En un país donde las grandes causas muchas veces luchan por tener voz, doña Mary Pérez Marranzini supo no solo hacerse escuchar, sino dejar una huella profunda, transformadora y duradera. Más que una filántropa social, fue una pionera de la solidaridad organizada y una visionaria que abrió camino en la comunicación corporativa y la responsabilidad social mucho antes de que estos términos existieran formalmente en República Dominicana.

Cuando aún no se concebían campañas de recaudación estructuradas ni departamentos de comunicación en las instituciones sin fines de lucro, doña Mary y su inseparable compañera Vicenta de Peignand ya recorrían medios de comunicación y escuelas repartiendo sobrecitos con llamados a la colaboración. Era una forma primitiva pero efectiva de movilizar conciencias y recursos. Recuerdo con nitidez cómo cada fin de año esos sobres llegaban a nuestros colegios, y cómo, como niños, comprendíamos mejor su labor porque muchos usábamos esas boticas que “servían para enderezar los pies”.

Doña Mary entendía la fuerza de la comunicación cuando todavía era vista como un accesorio y no como una herramienta estratégica. Aparecía en radio, televisión, ruedas de prensa, charlas… no para figurar, sino para educar, sensibilizar, humanizar. Con ella, la responsabilidad social no era una moda, era una forma de vida.

Tuve el inmenso privilegio de conocerla de cerca. Como periodista y comunicadora, me desempeñé como directora de Comunicación de la Asociación Dominicana de Rehabilitación entre 2016 y 2019. Fueron años de aprendizaje profundo, no solo profesional, sino humano. Ver hoy en los medios las fotografías de aquellas últimas sesiones públicas que compartimos me conmueve; evocar los desayunos y encuentros con periodistas que marcaron sus apariciones finales me llena de gratitud. Acompañarla en ese cierre de su ejemplar labor es uno de los más grandes honores que la vida me ha concedido.

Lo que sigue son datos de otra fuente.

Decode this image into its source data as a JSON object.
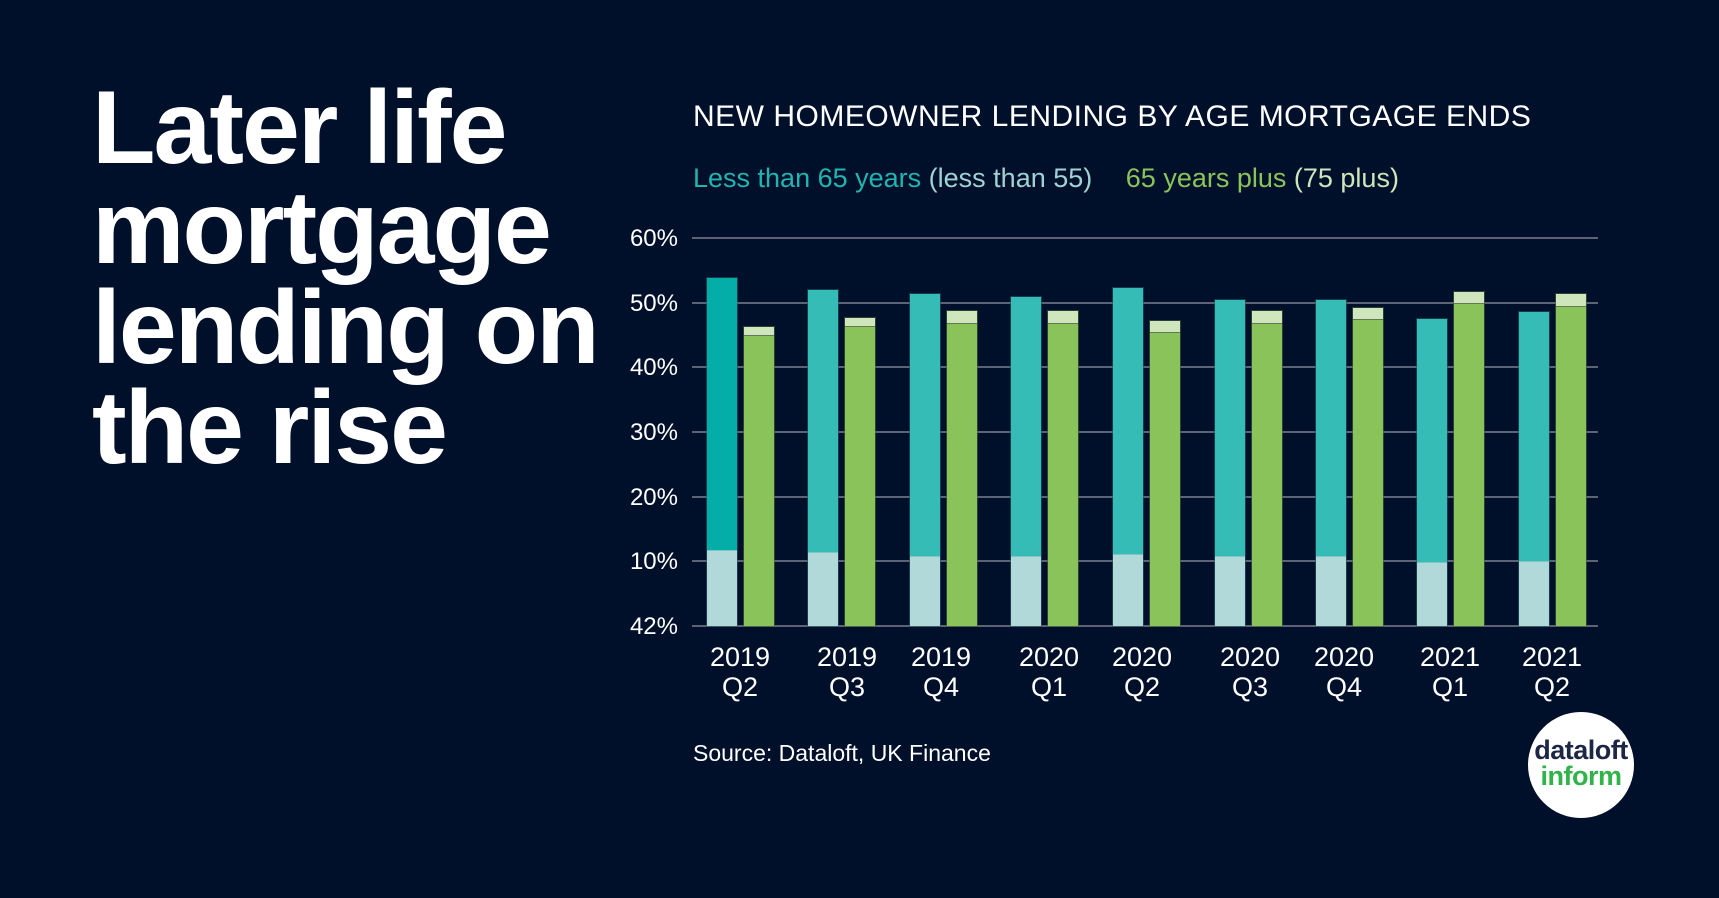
{
  "headline": {
    "lines": [
      "Later life",
      "mortgage",
      "lending on",
      "the rise"
    ]
  },
  "chart": {
    "title": "NEW HOMEOWNER LENDING BY AGE MORTGAGE ENDS",
    "legend": [
      {
        "label": "Less than 65 years",
        "color": "#20b5b0"
      },
      {
        "label": "(less than 55)",
        "color": "#9fd3d3"
      },
      {
        "label": "65 years plus",
        "color": "#8bc35b"
      },
      {
        "label": "(75 plus)",
        "color": "#cfe5bb"
      }
    ],
    "y_ticks": [
      "60%",
      "50%",
      "40%",
      "30%",
      "20%",
      "10%",
      "42%"
    ],
    "x_labels": [
      {
        "year": "2019",
        "q": "Q2"
      },
      {
        "year": "2019",
        "q": "Q3"
      },
      {
        "year": "2019",
        "q": "Q4"
      },
      {
        "year": "2020",
        "q": "Q1"
      },
      {
        "year": "2020",
        "q": "Q2"
      },
      {
        "year": "2020",
        "q": "Q3"
      },
      {
        "year": "2020",
        "q": "Q4"
      },
      {
        "year": "2021",
        "q": "Q1"
      },
      {
        "year": "2021",
        "q": "Q2"
      }
    ],
    "source": "Source: Dataloft, UK Finance"
  },
  "logo": {
    "line1": "dataloft",
    "line2": "inform"
  },
  "colors": {
    "background": "#00102a",
    "teal_first": "#05ada8",
    "teal": "#36bcb7",
    "light_teal": "#b1d9d9",
    "green": "#8bc35b",
    "light_green": "#cfe5bb",
    "grid": "#5d6375"
  },
  "chart_data": {
    "type": "bar",
    "title": "NEW HOMEOWNER LENDING BY AGE MORTGAGE ENDS",
    "xlabel": "",
    "ylabel": "",
    "ylim": [
      0,
      60
    ],
    "y_tick_labels": [
      "42%",
      "10%",
      "20%",
      "30%",
      "40%",
      "50%",
      "60%"
    ],
    "grid": true,
    "legend_position": "top",
    "stacked_note": "Paired stacked bars per quarter: teal bar = Less than 65 years (lighter bottom segment = less than 55); green bar = 65 years plus (lighter top segment = 75 plus)",
    "categories": [
      "2019 Q2",
      "2019 Q3",
      "2019 Q4",
      "2020 Q1",
      "2020 Q2",
      "2020 Q3",
      "2020 Q4",
      "2021 Q1",
      "2021 Q2"
    ],
    "series": [
      {
        "name": "Less than 65 years (total)",
        "values": [
          53.8,
          51.9,
          51.3,
          50.8,
          52.2,
          50.4,
          50.4,
          47.4,
          48.5
        ]
      },
      {
        "name": "(less than 55)",
        "values": [
          11.8,
          11.4,
          10.8,
          10.8,
          11.2,
          10.8,
          10.8,
          9.9,
          10.0
        ]
      },
      {
        "name": "65 years plus (total)",
        "values": [
          46.2,
          47.6,
          48.7,
          48.7,
          47.1,
          48.7,
          49.1,
          51.6,
          51.3
        ]
      },
      {
        "name": "(75 plus)",
        "values": [
          1.4,
          1.4,
          2.0,
          2.0,
          1.8,
          2.0,
          1.8,
          1.8,
          2.0
        ]
      }
    ]
  }
}
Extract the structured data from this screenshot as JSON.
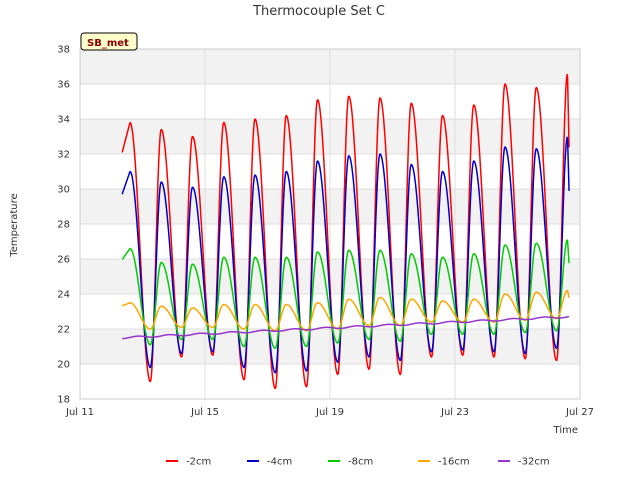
{
  "chart_data": {
    "type": "line",
    "title": "Thermocouple Set C",
    "xlabel": "Time",
    "ylabel": "Temperature",
    "site_label": "SB_met",
    "x_ticks": [
      "Jul 11",
      "Jul 15",
      "Jul 19",
      "Jul 23",
      "Jul 27"
    ],
    "xlim_days": [
      11,
      27
    ],
    "ylim": [
      18,
      38
    ],
    "y_ticks": [
      18,
      20,
      22,
      24,
      26,
      28,
      30,
      32,
      34,
      36,
      38
    ],
    "grid": true,
    "legend_position": "bottom",
    "series": [
      {
        "name": "-2cm",
        "color": "#ff0000",
        "peaks": [
          33.8,
          33.4,
          33.0,
          33.8,
          34.0,
          34.2,
          35.1,
          35.3,
          35.2,
          34.9,
          34.2,
          34.8,
          36.0,
          35.8,
          36.6
        ],
        "troughs": [
          19.0,
          20.4,
          20.5,
          19.1,
          18.6,
          18.7,
          19.4,
          19.7,
          19.4,
          20.4,
          20.5,
          20.4,
          20.3,
          20.2
        ]
      },
      {
        "name": "-4cm",
        "color": "#0000cc",
        "peaks": [
          31.0,
          30.4,
          30.1,
          30.7,
          30.8,
          31.0,
          31.6,
          31.9,
          32.0,
          31.4,
          31.0,
          31.6,
          32.4,
          32.3,
          33.0
        ],
        "troughs": [
          19.8,
          20.6,
          20.7,
          19.8,
          19.5,
          19.6,
          20.1,
          20.4,
          20.2,
          20.7,
          20.8,
          20.7,
          20.6,
          20.9
        ]
      },
      {
        "name": "-8cm",
        "color": "#00cc00",
        "peaks": [
          26.6,
          25.8,
          25.7,
          26.1,
          26.1,
          26.1,
          26.4,
          26.5,
          26.5,
          26.3,
          26.1,
          26.3,
          26.8,
          26.9,
          27.1
        ],
        "troughs": [
          21.1,
          21.4,
          21.4,
          21.0,
          20.9,
          21.0,
          21.2,
          21.4,
          21.3,
          21.7,
          21.7,
          21.7,
          21.8,
          21.9
        ]
      },
      {
        "name": "-16cm",
        "color": "#ffa500",
        "peaks": [
          23.5,
          23.3,
          23.2,
          23.4,
          23.4,
          23.4,
          23.5,
          23.7,
          23.8,
          23.7,
          23.6,
          23.7,
          24.0,
          24.1,
          24.2
        ],
        "troughs": [
          22.0,
          22.1,
          22.1,
          22.0,
          21.9,
          21.9,
          22.0,
          22.2,
          22.2,
          22.4,
          22.4,
          22.4,
          22.5,
          22.6
        ]
      },
      {
        "name": "-32cm",
        "color": "#9933cc",
        "start": 21.5,
        "end": 22.7
      }
    ]
  }
}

En septiembre de 2019 decidí asumir nuevos retos profesionales. Lo que más me dolió fue separarme de quien me enseñó, como nadie más, lo que significa el amor desinteresado al prójimo. Mucha gente no sabe que doña Mary nunca aceptó un salario. Ni quincenas ni contratos. Su único deseo era devolver al mundo la gratitud que sentía por la vida de su hijo Celso, quien logró sobrevivir a la poliomielitis.

Nacida en Santo Domingo, fruto del amor entre el español Celso Pérez y la puertorriqueña Carmen Pintado, doña Mary construyó una vida familiar sólida al lado de su esposo Constantino Marranzini (fallecido en 1993), con quien tuvo cuatro hijos y 14 nietos. Pero más allá de su familia, construyó una nación más humana.

Fundadora del Colegio Santa Teresita y luego bachiller en Filosofía y Letras en 1944, doña Mary ya en 1959 era la dominicana con mayor experiencia en fisioterapia de miembros inferiores. Esa preparación, nacida del dolor y la necesidad, se transformó en liderazgo cuando fundó la Asociación Dominicana de Rehabilitación, institución que hoy lleva más de cuatro décadas atendiendo a personas con discapacidad física y mental.

Ella fue mucho más que una fundadora. Fue gestora, articuladora, redactora de estatutos, diseñadora de procedimientos, y creadora de una cultura de servicio que todavía se respira en cada rincón de la institución. Su vinculación con organismos como el Consejo Nacional de Seguridad Social, la Comisión Nacional de Salud, el CONAPREM y muchas otras, refleja su rol activo en políticas públicas, salud y derechos humanos.

Fue también pionera del voluntariado estructurado, del activismo social con rostro humano, y de la formación ética como base de cualquier proyecto solidario. Presentó ponencias, promovió cambios legislativos, levantó la voz por quienes no podían hacerlo.

A lo largo de su trayectoria fue merecedora de numerosos reconocimientos, entre ellos: la Orden Duarte, Sánchez y Mella; la Orden San Silvestre Papa, otorgada por el Papa Juan Pablo II; y diversos doctorados Honoris Causa. Cada uno de esos galardones confirma lo que quienes trabajamos con ella siempre supimos: que estábamos ante una mujer excepcional.

Hoy, al recordarla, lo hago no solo como excolaboradora, sino como discípula. La comunicadora que soy le debe mucho a la pionera que ella fue. Porque antes de que en este país se hablara de responsabilidad social, doña Mary ya la practicaba con rigor. Antes de que se estructuraran departamentos de comunicación institucional, ella ya sabía cómo hablarle al corazón del pueblo.

Su memoria seguirá viva en cada niño que reciba una botica, en cada familia que encuentre esperanza en la rehabilitación, y en cada persona que entienda que comunicar bien también es una forma de sanar.